When Edith was baptized, her mother cried. Edith did not have the heart to tell her mother that she also wanted to be a Carmelite nun. So she waited. She taught school, translated books, and gave lectures—and she prayed. Finally, in 1934, she entered the convent and received the name Sister Teresa Benedicta of the Cross. She shared in the domestic work of the nuns, but also continued to write about philosophy. In 1938 the persecution of Jews became so intense in Germany that it became dangerous for the rest of the sisters in the convent. They could be killed simply for giving shelter to a Jewish person. Edith and her sister Rosa, who had also become Catholic, went to Holland.

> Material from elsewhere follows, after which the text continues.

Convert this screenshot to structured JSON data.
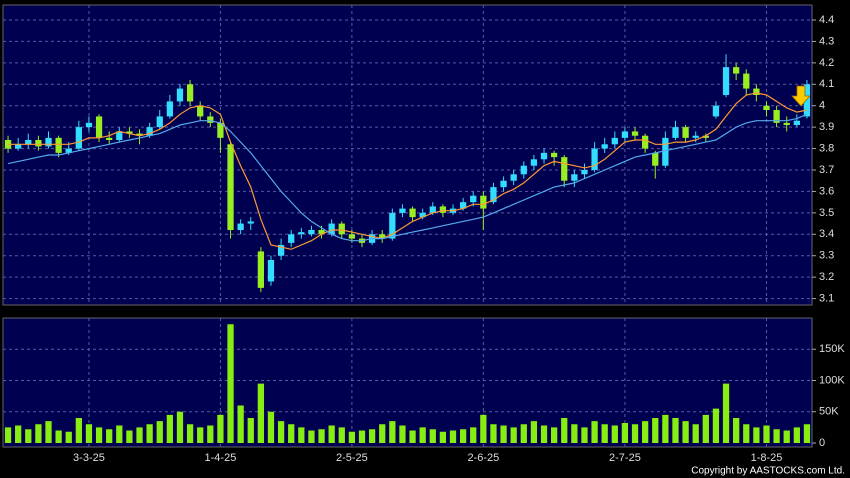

Four years later Holland was occupied by the Nazis, and one day, without warning, soldiers came to the convent door. They gave Edith and her sister 10 minutes to pack before they put them on a train to Germany. From there they were sent to the concentration camp at Auschwitz in Poland. Two days later, on August 9 or 10, Edith and Rosa died in a gas chamber. Edith was canonized in 1998. One of her favorite sayings was “Far be it from me to glory except in the Cross of our Lord Jesus Christ.” Edith found her glory in the cross.